She reaches out a hand to touch my face.
‘It’s only us that’s got it,’ she says. ‘I mean us up here, near the mine – and when they close up, it’ll go off.’
I smile. I don’t really understand.
‘It’s the mine, you see,’ she explains, stroking my hair.
I still don’t understand. I suppose my face shows it.
‘They power up the generator,’ she says, ‘with coal dust and slack and the graded coal that ain’t put on the trains. They use it to make steam and that, to power the winding room.’
I look at her blankly.
‘So they can lower the men down and the coal up,’ she says.
‘Oh,’ I say.
‘It doesn’t go nowhere else, just for the mine and us.’
‘That’s so clever,’ I say. ‘All warm and full of light and everything working.’
‘It wasn’t always like that.
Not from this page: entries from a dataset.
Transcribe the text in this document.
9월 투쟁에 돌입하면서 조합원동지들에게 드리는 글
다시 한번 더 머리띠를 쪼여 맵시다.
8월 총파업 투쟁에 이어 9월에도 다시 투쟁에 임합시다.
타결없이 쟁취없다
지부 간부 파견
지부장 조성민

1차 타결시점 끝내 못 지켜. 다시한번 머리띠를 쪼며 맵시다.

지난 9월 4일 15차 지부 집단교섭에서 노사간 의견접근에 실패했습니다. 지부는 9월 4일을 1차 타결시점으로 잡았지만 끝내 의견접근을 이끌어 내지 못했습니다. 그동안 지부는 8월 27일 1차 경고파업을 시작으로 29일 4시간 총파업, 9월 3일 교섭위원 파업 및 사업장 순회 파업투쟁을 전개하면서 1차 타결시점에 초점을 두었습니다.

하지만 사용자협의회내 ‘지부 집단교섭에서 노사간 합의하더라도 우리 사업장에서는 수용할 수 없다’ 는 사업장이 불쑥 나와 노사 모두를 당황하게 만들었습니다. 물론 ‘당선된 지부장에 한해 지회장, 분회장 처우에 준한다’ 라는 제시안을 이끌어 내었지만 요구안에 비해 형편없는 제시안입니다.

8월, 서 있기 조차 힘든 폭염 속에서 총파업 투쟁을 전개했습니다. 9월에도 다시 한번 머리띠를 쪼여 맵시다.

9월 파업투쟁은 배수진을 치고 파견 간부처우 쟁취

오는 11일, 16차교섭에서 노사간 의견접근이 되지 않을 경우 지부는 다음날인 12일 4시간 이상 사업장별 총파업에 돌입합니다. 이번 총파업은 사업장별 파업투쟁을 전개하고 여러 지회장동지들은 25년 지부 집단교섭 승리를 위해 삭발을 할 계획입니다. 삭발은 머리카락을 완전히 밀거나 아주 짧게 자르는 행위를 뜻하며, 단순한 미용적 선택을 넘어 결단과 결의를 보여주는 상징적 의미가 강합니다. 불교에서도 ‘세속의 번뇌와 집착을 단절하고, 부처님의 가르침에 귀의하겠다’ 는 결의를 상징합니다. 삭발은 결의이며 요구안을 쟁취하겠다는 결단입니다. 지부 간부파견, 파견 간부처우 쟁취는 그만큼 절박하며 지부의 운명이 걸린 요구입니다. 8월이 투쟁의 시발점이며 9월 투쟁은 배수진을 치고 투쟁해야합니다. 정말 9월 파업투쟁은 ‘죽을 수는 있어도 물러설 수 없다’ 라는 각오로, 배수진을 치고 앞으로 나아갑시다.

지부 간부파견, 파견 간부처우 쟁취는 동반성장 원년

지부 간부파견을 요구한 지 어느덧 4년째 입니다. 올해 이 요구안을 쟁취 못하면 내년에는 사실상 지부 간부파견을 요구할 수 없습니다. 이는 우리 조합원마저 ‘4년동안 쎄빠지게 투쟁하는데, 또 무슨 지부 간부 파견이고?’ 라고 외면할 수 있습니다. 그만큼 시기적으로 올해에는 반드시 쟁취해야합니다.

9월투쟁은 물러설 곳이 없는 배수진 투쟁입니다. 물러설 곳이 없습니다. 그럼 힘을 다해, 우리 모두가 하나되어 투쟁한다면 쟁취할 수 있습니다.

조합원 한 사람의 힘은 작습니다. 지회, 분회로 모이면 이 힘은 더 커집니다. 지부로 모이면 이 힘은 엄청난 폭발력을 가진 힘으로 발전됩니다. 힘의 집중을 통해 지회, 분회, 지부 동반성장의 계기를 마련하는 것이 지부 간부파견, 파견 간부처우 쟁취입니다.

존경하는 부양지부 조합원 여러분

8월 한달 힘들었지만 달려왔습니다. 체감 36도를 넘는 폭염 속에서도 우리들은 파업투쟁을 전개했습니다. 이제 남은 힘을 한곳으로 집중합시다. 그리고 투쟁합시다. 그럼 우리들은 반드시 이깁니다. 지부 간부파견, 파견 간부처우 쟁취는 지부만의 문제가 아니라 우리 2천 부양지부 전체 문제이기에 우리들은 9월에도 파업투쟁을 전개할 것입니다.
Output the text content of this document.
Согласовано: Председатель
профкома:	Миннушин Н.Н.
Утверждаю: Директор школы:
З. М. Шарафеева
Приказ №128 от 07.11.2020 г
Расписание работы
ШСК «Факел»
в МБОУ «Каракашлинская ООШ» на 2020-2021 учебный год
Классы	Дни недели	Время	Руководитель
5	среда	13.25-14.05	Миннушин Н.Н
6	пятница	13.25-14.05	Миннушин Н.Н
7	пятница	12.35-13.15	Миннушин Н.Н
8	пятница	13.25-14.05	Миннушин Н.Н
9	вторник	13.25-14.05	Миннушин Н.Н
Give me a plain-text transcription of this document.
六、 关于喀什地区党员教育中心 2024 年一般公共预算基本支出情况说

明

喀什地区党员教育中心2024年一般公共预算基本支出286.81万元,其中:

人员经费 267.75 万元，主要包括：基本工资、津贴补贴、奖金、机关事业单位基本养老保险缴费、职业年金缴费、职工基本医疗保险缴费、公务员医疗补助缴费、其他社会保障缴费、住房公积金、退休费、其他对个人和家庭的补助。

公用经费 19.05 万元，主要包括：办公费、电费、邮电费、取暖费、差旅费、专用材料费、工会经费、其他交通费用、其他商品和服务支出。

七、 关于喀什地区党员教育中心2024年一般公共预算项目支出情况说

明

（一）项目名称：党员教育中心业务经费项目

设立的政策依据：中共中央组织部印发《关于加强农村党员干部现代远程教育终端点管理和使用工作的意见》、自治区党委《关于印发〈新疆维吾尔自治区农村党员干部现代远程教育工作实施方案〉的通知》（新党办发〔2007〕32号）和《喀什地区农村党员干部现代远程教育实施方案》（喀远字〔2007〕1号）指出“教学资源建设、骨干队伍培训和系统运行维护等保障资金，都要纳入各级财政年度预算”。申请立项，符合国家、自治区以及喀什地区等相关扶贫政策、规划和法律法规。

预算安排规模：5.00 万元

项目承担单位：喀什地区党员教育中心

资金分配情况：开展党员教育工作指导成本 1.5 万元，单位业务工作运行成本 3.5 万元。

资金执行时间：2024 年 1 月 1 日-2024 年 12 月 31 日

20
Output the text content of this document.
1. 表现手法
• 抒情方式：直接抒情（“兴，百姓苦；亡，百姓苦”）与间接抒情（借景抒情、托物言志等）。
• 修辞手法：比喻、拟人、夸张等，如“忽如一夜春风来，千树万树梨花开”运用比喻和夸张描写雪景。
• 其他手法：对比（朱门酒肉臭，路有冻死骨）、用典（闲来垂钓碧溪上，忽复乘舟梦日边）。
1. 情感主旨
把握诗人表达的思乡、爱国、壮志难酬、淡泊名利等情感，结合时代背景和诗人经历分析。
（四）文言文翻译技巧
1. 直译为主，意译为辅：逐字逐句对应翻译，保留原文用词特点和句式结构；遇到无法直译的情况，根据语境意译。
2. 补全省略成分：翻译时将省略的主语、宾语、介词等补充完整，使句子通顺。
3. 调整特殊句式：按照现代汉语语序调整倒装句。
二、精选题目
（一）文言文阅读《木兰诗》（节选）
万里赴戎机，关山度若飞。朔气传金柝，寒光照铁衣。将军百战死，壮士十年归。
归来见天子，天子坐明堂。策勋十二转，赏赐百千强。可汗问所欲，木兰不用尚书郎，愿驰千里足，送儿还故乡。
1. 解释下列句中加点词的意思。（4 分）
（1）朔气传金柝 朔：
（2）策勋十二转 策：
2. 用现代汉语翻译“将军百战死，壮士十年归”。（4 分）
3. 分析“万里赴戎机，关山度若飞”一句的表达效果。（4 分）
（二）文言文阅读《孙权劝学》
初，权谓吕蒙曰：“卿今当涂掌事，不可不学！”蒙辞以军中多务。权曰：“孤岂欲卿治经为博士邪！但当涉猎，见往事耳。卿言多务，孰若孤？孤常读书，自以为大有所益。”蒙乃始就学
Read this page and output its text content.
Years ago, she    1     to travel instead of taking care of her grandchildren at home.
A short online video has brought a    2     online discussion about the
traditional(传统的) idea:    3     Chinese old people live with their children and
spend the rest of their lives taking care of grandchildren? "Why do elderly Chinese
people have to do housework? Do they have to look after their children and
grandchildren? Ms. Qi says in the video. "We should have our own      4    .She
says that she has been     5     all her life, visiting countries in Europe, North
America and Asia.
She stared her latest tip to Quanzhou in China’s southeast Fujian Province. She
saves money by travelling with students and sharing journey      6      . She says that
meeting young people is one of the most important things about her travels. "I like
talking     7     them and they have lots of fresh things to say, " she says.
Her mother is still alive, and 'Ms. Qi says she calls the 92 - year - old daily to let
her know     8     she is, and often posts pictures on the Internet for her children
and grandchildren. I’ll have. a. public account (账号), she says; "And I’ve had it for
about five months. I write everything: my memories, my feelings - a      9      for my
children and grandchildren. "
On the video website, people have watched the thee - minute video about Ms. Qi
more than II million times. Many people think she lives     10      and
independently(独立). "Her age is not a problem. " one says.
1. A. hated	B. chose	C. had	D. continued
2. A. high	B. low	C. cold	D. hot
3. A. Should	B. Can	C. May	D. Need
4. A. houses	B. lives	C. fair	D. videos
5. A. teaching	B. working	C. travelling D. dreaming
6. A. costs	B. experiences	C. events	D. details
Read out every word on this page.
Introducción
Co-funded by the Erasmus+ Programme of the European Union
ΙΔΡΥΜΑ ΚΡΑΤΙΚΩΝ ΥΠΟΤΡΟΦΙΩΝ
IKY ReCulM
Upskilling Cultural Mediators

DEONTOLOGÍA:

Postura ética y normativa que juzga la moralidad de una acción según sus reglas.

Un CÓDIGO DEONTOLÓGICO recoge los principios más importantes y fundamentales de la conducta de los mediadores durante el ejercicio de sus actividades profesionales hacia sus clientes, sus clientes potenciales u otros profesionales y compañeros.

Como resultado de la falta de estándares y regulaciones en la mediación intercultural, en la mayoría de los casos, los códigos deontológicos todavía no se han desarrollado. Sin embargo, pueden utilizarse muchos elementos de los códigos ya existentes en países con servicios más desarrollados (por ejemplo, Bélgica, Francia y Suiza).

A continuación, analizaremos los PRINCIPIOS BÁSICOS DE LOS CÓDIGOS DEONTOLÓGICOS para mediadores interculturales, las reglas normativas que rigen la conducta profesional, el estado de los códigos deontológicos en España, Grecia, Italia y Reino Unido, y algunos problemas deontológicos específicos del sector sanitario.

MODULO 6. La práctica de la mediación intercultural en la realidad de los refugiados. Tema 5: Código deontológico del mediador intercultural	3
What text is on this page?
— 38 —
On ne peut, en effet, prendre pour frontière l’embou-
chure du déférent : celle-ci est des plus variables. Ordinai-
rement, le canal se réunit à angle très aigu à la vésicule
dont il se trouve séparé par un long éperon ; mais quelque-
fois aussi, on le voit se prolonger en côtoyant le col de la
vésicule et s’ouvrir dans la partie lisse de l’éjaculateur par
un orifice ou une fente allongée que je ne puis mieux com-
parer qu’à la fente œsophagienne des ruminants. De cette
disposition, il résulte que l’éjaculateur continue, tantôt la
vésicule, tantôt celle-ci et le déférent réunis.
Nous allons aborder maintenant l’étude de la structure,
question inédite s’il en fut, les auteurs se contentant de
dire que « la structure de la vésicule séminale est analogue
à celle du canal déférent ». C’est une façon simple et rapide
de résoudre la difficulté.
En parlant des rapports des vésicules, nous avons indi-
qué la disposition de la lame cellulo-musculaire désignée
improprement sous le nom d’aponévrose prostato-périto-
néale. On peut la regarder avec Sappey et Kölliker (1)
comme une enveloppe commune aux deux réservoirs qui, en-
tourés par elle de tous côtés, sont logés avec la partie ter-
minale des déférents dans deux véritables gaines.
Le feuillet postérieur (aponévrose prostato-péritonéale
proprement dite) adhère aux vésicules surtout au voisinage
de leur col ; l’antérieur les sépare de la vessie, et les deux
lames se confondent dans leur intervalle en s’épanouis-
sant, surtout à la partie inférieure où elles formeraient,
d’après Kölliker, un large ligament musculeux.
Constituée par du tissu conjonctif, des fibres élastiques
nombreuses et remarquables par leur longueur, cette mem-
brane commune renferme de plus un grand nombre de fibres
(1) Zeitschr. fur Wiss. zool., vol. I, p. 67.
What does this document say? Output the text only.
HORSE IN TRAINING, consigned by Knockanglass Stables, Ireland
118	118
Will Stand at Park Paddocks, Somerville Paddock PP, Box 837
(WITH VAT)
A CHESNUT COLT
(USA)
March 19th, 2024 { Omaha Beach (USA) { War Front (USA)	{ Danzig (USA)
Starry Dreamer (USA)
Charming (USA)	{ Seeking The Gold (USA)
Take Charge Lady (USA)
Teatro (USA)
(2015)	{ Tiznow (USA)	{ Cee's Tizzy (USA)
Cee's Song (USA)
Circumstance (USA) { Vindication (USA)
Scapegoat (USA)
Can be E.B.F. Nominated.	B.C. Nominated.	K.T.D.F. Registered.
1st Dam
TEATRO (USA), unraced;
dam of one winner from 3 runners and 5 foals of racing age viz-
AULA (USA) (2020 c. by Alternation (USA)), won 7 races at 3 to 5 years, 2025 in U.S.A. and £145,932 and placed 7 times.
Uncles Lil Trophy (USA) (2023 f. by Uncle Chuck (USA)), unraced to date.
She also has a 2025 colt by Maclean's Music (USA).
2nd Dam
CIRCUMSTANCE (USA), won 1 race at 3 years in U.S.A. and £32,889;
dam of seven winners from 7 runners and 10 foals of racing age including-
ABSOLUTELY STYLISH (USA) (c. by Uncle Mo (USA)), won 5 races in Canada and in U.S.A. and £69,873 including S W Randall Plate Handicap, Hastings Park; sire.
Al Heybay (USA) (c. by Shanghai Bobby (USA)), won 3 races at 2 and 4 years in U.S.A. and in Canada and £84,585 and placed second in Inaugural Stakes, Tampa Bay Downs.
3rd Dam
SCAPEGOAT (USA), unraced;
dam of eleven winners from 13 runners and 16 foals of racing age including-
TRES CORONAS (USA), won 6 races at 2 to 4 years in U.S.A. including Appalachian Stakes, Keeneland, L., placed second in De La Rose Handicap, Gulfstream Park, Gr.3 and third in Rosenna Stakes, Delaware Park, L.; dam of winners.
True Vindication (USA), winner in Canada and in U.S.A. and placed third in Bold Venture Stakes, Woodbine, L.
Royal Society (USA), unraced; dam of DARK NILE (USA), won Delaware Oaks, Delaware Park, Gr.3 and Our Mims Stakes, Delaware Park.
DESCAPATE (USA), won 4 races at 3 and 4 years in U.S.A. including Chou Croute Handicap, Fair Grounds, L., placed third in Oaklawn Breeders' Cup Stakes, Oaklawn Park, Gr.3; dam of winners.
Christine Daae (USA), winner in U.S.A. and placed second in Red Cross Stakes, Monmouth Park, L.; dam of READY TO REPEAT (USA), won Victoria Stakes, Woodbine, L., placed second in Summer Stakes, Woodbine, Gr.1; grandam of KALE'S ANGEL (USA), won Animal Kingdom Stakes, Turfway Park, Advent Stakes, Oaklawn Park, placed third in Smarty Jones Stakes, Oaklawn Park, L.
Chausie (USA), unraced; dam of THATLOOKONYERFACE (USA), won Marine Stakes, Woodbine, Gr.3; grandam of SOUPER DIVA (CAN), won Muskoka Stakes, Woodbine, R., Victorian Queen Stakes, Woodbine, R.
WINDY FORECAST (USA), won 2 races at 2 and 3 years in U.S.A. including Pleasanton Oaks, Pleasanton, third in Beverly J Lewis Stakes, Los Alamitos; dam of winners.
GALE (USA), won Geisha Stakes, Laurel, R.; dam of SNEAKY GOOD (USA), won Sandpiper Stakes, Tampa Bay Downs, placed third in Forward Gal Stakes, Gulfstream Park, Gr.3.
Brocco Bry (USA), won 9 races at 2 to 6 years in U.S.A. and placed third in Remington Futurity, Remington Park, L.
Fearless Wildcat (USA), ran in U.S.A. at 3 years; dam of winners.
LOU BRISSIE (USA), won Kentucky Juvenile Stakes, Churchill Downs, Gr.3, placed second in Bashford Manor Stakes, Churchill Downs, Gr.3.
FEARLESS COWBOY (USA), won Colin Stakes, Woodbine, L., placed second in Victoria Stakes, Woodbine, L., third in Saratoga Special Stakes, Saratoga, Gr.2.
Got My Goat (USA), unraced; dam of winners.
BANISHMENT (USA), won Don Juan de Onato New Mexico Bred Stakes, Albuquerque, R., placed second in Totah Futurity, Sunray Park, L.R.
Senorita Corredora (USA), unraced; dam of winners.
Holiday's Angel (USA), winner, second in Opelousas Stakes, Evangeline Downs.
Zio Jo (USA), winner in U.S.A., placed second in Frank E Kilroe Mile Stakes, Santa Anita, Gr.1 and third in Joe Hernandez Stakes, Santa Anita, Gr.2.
It wasn’t like it when I was born. They done all this in the last ten years.’
A wave of relief settles over me. Lenny won’t mind if there’s no Scotland, if he can be here, washed, fed. Other children to play with. If it works out here, we won’t need to go anywhere else.
And suddenly I know they’ll want us to stay. I see it in the sad lines of her face. It showed in the eyes of the men, when they kept staring at me and Lenny.
‘If I could live here and have a warm house and light in the evening, I’d smile all day,’ I say.
The woman lets go of my hair, drops her hand. Her fingers tremble. I realise something’s very wrong.
‘What is it?’ I say, uncomfortably aware she’s near tears.
She doesn’t answer. She bites her lower lip, drags a hand across her nose. She stands up, goes to the sink, splashes water on her face.
I don’t know what to say, what to do. I twist my fingers. Suddenly everywhere looks less shining than before.
‘I’m sorry,’ I say. ‘Have I upset you?’
She turns, a sad smile forced across her face. ‘Oh no, it’s nothing,’ she says, her voice empty. ‘Just a cold.’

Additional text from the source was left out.